Energia, Pesquisa & Inovação

Pesquisa mostra que microrganismos podem reduzir produção de energia solar

julho 22, 2014
Tempo de leitura 3 min

Biofilmes superficiais formados por fungos e outros microrganismos, e associados a outros materiais particulados, podem reduzir em até 10% a produção de energia de painéis fotovoltaicos. A descoberta é resultado do estudo “Avaliação da influência de biofilmes (fungos e fototróficos) na eficiência energética de módulos fotovoltaicos”, realizado pela pesquisadora Márcia Aiko Shirakawa, do Departamento de Engenharia de Construção Civil, da Escola Politécnica da Universidade de São Paulo. A pesquisa avaliou se o crescimento de microrganismos, no caso fungos e organismos fototróficos (como cianobactérias e microalgas), poderiam diminuir a aquisição da energia solar em módulos fotovoltaicos expostos na cidade de São Paulo.

De acordo com Márcia, há vários estudos na literatura científica que mostram os problemas causados nos módulos fotovoltaicos por outros tipos de poluição, como poeira e fuligem. “Fatores biológicos são incluídos na composição das poeiras, mas até o momento a caracterização microbiológica desses fatores ainda não foi realizada”, explicou. “O crescimento de fungos (bolores) pode ser visto em lentes de microscópios e câmeras fotográficas sendo, portanto, um fenômeno conhecido na superfície de vidros, mas ainda não havia sido estudado em painéis solares. Nossa pesquisa preenche uma lacuna do conhecimento científico em área multidisciplinar, envolvendo a microbiologia e a redução de produtividade em sistemas fotovoltaicos instalados em telhados urbanos.”

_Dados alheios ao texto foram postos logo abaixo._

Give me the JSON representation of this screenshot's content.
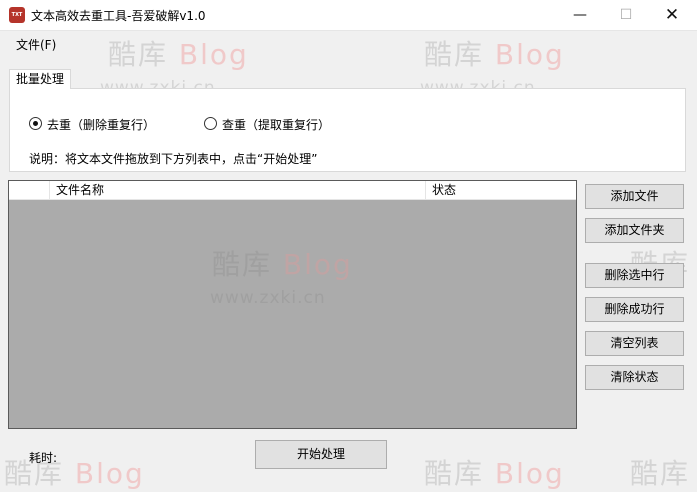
{
  "window": {
    "title": "文本高效去重工具-吾爱破解v1.0",
    "icon_text": "TXT",
    "minimize_glyph": "—",
    "maximize_glyph": "☐",
    "close_glyph": "✕"
  },
  "menu": {
    "file_label": "文件(F)"
  },
  "watermark": {
    "title_cn": "酷库",
    "title_blog": "Blog",
    "url": "www.zxki.cn"
  },
  "tab": {
    "label": "批量处理",
    "mode_dedupe_label": "去重（删除重复行）",
    "mode_dedupe_selected": true,
    "mode_extract_label": "查重（提取重复行）",
    "mode_extract_selected": false,
    "hint": "说明：将文本文件拖放到下方列表中，点击“开始处理”"
  },
  "file_list": {
    "columns": [
      "",
      "文件名称",
      "状态"
    ],
    "rows": []
  },
  "buttons": {
    "add_file": "添加文件",
    "add_folder": "添加文件夹",
    "delete_selected": "删除选中行",
    "delete_success": "删除成功行",
    "clear_list": "清空列表",
    "clear_status": "清除状态",
    "start": "开始处理"
  },
  "status": {
    "elapsed_label": "耗时:"
  },
  "colors": {
    "list_background": "#ababab",
    "icon_red": "#b5342a",
    "watermark_blog": "#f0c9c9"
  }
}
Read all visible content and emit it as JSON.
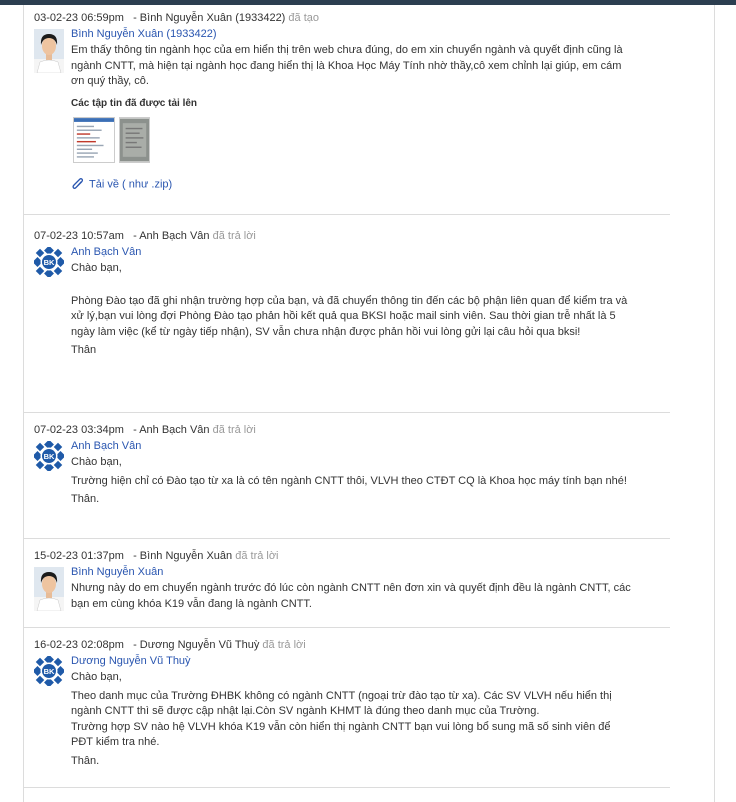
{
  "entries": [
    {
      "date": "03-02-23 06:59pm",
      "sender": "- Bình Nguyễn Xuân (1933422)",
      "status": "đã tạo",
      "author": "Bình Nguyễn Xuân (1933422)",
      "avatar": "student-photo",
      "paragraphs": [
        "Em thấy thông tin ngành học của em hiển thị trên web chưa đúng, do em xin chuyển ngành và quyết định cũng là ngành CNTT, mà hiện tại ngành học đang hiển thị là Khoa Học Máy Tính nhờ thầy,cô xem chỉnh lại giúp, em cám ơn quý thầy, cô."
      ],
      "files_title": "Các tập tin đã được tải lên",
      "download": "Tải về ( như .zip)"
    },
    {
      "date": "07-02-23 10:57am",
      "sender": "- Anh Bạch Vân",
      "status": "đã trả lời",
      "author": "Anh Bạch Vân",
      "avatar": "bk-logo",
      "paragraphs": [
        "Chào bạn,",
        "Phòng Đào tạo đã ghi nhận trường hợp của bạn, và đã chuyển thông tin đến các bộ phận liên quan để kiểm tra và xử lý,bạn vui lòng đợi Phòng Đào tạo phản hồi kết quả qua BKSI hoặc mail sinh viên. Sau thời gian trễ nhất là 5 ngày làm việc (kể từ ngày tiếp nhận), SV vẫn chưa nhận được phản hồi vui lòng gửi lại câu hỏi qua bksi!",
        "Thân"
      ]
    },
    {
      "date": "07-02-23 03:34pm",
      "sender": "- Anh Bạch Vân",
      "status": "đã trả lời",
      "author": "Anh Bạch Vân",
      "avatar": "bk-logo",
      "paragraphs": [
        "Chào bạn,",
        "Trường hiện chỉ có Đào tạo từ xa là có tên ngành CNTT thôi, VLVH theo CTĐT CQ là Khoa học máy tính bạn nhé!",
        "Thân."
      ]
    },
    {
      "date": "15-02-23 01:37pm",
      "sender": "- Bình Nguyễn Xuân",
      "status": "đã trả lời",
      "author": "Bình Nguyễn Xuân",
      "avatar": "student-photo",
      "paragraphs": [
        "Nhưng này do em chuyển ngành trước đó lúc còn ngành CNTT nên đơn xin và quyết định đều là ngành CNTT, các bạn em cùng khóa K19 vẫn đang là ngành CNTT."
      ]
    },
    {
      "date": "16-02-23 02:08pm",
      "sender": "- Dương Nguyễn Vũ Thuỳ",
      "status": "đã trả lời",
      "author": "Dương Nguyễn Vũ Thuỳ",
      "avatar": "bk-logo",
      "paragraphs": [
        "Chào bạn,",
        "Theo danh mục của Trường ĐHBK không có ngành CNTT (ngoại trừ đào tạo từ xa). Các SV VLVH nếu hiển thị ngành CNTT thì sẽ được cập nhật lại.Còn SV ngành KHMT là đúng theo danh mục của Trường.",
        "Trường hợp SV nào hệ VLVH khóa K19 vẫn còn hiển thị ngành CNTT bạn vui lòng bổ sung mã số sinh viên để PĐT kiểm tra nhé.",
        "Thân."
      ]
    }
  ],
  "colors": {
    "link": "#2a56b0",
    "status": "#999999",
    "bk_logo": "#1f5aa8",
    "topbar": "#2c3e50"
  }
}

Para realizar o estudo, Márcia e sua equipe instalaram 18 módulos fotovoltaicos, composto por 36 células, de 10 cm² cada, de silício policristalino, no Laboratório de Sistemas Fotovoltaicos do Instituto de Energia e Ambiente. Depois de 18 meses exposto ao sol, foram coletadas amostras da área superficial externa de seis módulos. “Constatamos que os fungos colonizaram intensamente a superfície dos módulos”, contou. “Verificamos que até cerca de 50% da ‘poluição’ depositada sobre os painéis pode ser composta por matéria orgânica e que os fungos são preponderantes em relação aos organismos fototróficos.”

Segundo ela, esses resultados ganham ainda mais importância porque até esse estudo não se conhecia a influência dos fungos na aquisição da energia solar, principalmente nas condições climáticas tropicais do Brasil. “A maioria dos fungos encontrados possui melanina na sua parede celular, o que lhes dá uma coloração escura”, disse. “Por isso, o crescimento deles reduz a passagem da luz solar para as células fotovoltaicas e, portanto, diminuem a eficiência dos módulos. Como esses microrganismos também produzem exopolissacarídeos, que são compostos com aspecto mucoso, favorecem a adesão de outros materiais particulados atmosféricos, o que bloqueia ainda mais a passagem da luz solar.”

A pesquisadora diz que a limpeza periódica dos módulos fotovoltaicos é importante para retirar essa comunidade microbiana, assim como as partículas atmosféricas de origem abiótica. Além disso, os resultados apontam para a necessidade de investigar e investir em pesquisas com vidros que tenham a capacidade de evitar a formação desses biofilmes, pois muitas vezes os módulos fotovoltaicos estão situados em locais de difícil acesso. “Também são necessários estudos em diferentes regiões climáticas e cenários de biodiversidade microbiana para estimar a contribuição dos biofilmes compostos por fungos e organismos fototróficos para cada região do Brasil”, acrescentou.

A avaliação dos fungos sem a etapa de cultura é realizada por meio de colaboração com a Universidade Livre de Berlim.